Growing Democratic power emboldened whites to resort to violence without fear of reprisal. Between 1889 and 1898 blacks suffered 187 lynchings a year in the United States, four-fifths of them in the South (see Figure 1.9). Southern newspapers reported the hangings in graphic detail to stimulate and attract white readers and to intimidate blacks. In many cases, victims’ eyes were gouged out and their fingers, toes, and genitals were cut off before they were doused with flammable liquids and burned alive. Despite the horrific nature of these executions, spectators traveled long distances to watch. Democratic restoration also led to the expansion of the convict lease system. In 1876 three Georgia companies contracted to lease the state’s convicts for twenty years in return for annual payments of $25,000. The convicts were assigned to labor camps in which brutal and degrading conditions prevailed, and overseers forced them to toil from sunrise to sunset, disciplined by the rod and the whip.

Figure 1.9 Lynching Victims

After federal troops pulled out of the South, racial violence gradually reached epidemic proportions, with white southerners lynching thousands of African Americans before the century’s end. The victims, deemed “uppity” by whites, were usually singled out for being too assertive or successful, or for refusing to show the proper deference to whites. These four Kentucky sharecroppers were guilty of being sympathetic toward a black man who had killed his white employer in self-defense. One of the bodies bears the message, “Let white people alone or you will go the same way.”

Photo of African American men hanging dead from a tree.

Blacks were not passive victims of white terror. When the Klan attempted to disrupt their lives, blacks often fought back, forming their own paramilitary groups for protection. In Carthage, Mississippi, in 1868 a group of fifteen white vigilantes were turned away because “the colored men were in too great a force to be attacked safely.” While freed people offered organized resistance in areas where their numbers were concentrated, they had a more difficult time in isolated rural regions. Most of the time, however, black protests were limited to appeals to the professed paternalism of whites.

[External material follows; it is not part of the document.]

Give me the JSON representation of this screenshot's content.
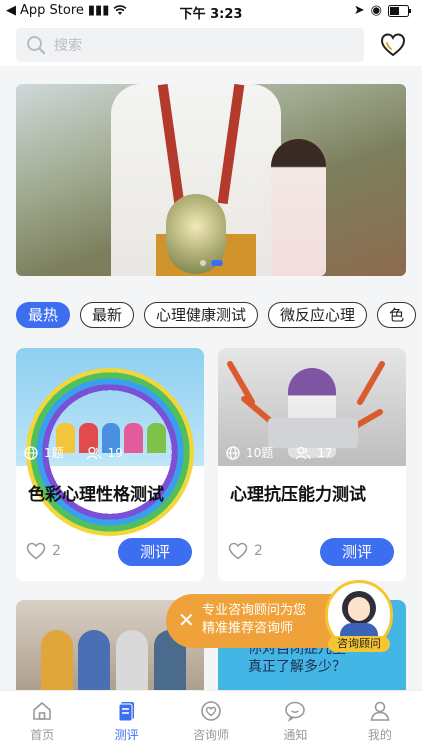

The most prominent voice belonged to Booker T. Washington. Born in 1856 to a slave woman and her white master, whose identity he never knew, Washington later attended the Hampton Institute in Virginia, a black school established and run by northern whites. In 1881 Washington helped organize the Tuskegee Institute, a state vocational school for blacks. He gained national prominence in 1895 when white organizers invited him to speak at Atlanta’s Cotton States and International Exposition—the first time in southern history that a black man had been asked to address whites at such an important event. In a speech that became known as the “Atlanta Compromise,” Washington told his segregated audience that blacks should put aside their ambitions for political power and social equality and instead focus on developing useful vocational skills. “It is at the bottom of life we must begin, and not at the top,” he said. Political and social equality would proceed naturally once blacks had proven their economic value. To both races, he advised cooperation and mutual respect. Washington’s message of accommodation was almost universally popular with whites. Blacks were more ambivalent. Southern blacks who favored gradual non-confrontational change embraced his philosophy, but some northern black leaders complained that Washington had compromised too much.

For the freed people whose aspirations had been raised by Republican rule, “redemption” was demoralizing. No one could deny the enormous changes that had transformed American society over the previous two decades: slavery had been abolished and the federal government assumed the power to protect individual rights. African Americans created political and social institutions that had not existed before Reconstruction. But as the African American leader W. E. B. Du Bois observed, “The slave went free; stood a brief moment in the sun; then moved back again toward slavery.” Reconstruction had failed to provide blacks with either economic independence or political rights. For many African Americans, the long road to freedom had just begun.